Recently we took a long hard look at the Seagate BarraCuda 510 NVMe solid state drive series and walked away very impressed with the improvements Seagate has made to not only their consumer orientated solid-state drive options but also the entire industry. Put simply, the market is stronger and better because of its release. Today we are going to do a deep dive into the FireCuda 510 series. Namely the 1TB capacity variant and see if it too can make for an even more competitive marketplace.

As the name suggests the FireCuda 510resides slightly above the BarraCuda in Seagate’s home-user oriented line-up. However, also as their name suggests, the FireCuda 510 and Seagate BarraCuda 510 series share a lot in common. The same controller – Phison E12. The same NAND – Toshiba’s BiCS 3 TLC NAND. Even similar dimensions 2280. Where they differ however is where things get interesting.

Seagate FireCuda 1TB intro - Seagate FireCuda 510 1TB SSD Review
As we stated in the BarraCuda 510 review there was only two real ways Seagate could make a BarraCuda 510 model with higher capacity: either change the NAND type (e.g. 96-layer BiCS 4), or change the form-factor. The obvious answer is to do away with the ‘S2’ specification and go from single sided to a dual sided ‘D2’ variant of the M.2 2280 form-factor. This is what Seagate has opted to do, but instead of calling it a BarraCuda 510 and creating consumer confusion they have instead released this D2 (dual sided 1.35mm z-height per side of the PCB) variant under the FireCuda 510 name.

Make no mistake.

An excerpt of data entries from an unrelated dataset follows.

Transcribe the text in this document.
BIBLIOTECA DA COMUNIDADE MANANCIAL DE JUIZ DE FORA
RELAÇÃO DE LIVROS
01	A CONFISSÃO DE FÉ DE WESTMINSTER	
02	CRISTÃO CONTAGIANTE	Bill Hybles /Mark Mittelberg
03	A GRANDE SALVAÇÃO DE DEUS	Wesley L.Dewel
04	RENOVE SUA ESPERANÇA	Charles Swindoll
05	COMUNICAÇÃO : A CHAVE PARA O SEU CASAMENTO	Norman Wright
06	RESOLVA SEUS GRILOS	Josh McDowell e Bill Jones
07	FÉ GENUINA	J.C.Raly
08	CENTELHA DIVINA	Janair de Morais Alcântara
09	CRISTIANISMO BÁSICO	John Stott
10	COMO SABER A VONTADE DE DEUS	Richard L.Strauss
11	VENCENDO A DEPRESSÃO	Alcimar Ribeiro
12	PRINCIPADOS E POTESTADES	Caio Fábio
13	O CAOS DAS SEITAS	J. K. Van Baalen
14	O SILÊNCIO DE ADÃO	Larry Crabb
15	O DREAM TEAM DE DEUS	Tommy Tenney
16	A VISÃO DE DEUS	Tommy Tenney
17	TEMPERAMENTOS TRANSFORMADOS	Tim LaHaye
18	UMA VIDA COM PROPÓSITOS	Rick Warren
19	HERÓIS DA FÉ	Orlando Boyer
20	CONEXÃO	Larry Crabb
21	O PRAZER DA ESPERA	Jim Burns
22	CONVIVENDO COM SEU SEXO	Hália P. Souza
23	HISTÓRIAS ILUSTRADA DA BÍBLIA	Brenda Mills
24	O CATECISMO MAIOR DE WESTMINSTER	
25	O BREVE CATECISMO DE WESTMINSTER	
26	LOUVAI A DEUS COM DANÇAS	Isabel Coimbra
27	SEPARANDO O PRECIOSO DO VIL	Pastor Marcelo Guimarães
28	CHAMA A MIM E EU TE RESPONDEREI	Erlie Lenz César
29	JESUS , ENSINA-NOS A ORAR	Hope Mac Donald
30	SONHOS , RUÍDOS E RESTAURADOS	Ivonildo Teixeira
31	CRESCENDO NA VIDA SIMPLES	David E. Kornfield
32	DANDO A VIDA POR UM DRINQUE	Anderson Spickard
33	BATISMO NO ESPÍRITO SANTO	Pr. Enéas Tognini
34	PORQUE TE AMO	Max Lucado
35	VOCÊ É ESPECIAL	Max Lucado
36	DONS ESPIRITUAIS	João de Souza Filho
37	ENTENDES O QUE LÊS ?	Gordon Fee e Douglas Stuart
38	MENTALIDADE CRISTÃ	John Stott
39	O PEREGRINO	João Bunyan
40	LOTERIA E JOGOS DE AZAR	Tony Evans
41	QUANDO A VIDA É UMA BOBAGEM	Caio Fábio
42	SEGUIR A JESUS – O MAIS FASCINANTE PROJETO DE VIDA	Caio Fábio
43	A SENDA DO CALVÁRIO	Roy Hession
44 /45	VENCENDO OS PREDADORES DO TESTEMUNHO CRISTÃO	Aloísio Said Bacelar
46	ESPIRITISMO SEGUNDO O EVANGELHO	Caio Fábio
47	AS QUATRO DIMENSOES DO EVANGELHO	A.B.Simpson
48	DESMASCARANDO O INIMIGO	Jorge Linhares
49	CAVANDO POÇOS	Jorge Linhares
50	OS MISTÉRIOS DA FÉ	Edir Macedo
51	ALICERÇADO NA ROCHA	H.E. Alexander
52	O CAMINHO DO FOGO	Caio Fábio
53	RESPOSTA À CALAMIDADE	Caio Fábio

The increase in capacity from a maximum of 512GB to 2TB is not the only change. Instead it is just the most obvious. Going hand in hand with this increase in capacity is a doubling of RAM cache (1GB in the 1TB FireCuda 510’s case) and different firmware. We will go over exactly what this “STES” (instead of the BarraCuda 510’s “STCS”) firmware change means… but it does have a real-world impact. The only real question is whether or not this increase in performance and capacity warrants the increase in cooling requirements (and the associated hassle factor) which are necessary to keep this double sided, high performance M.2 2280 series ‘happy’ and functioning at optimum performance levels.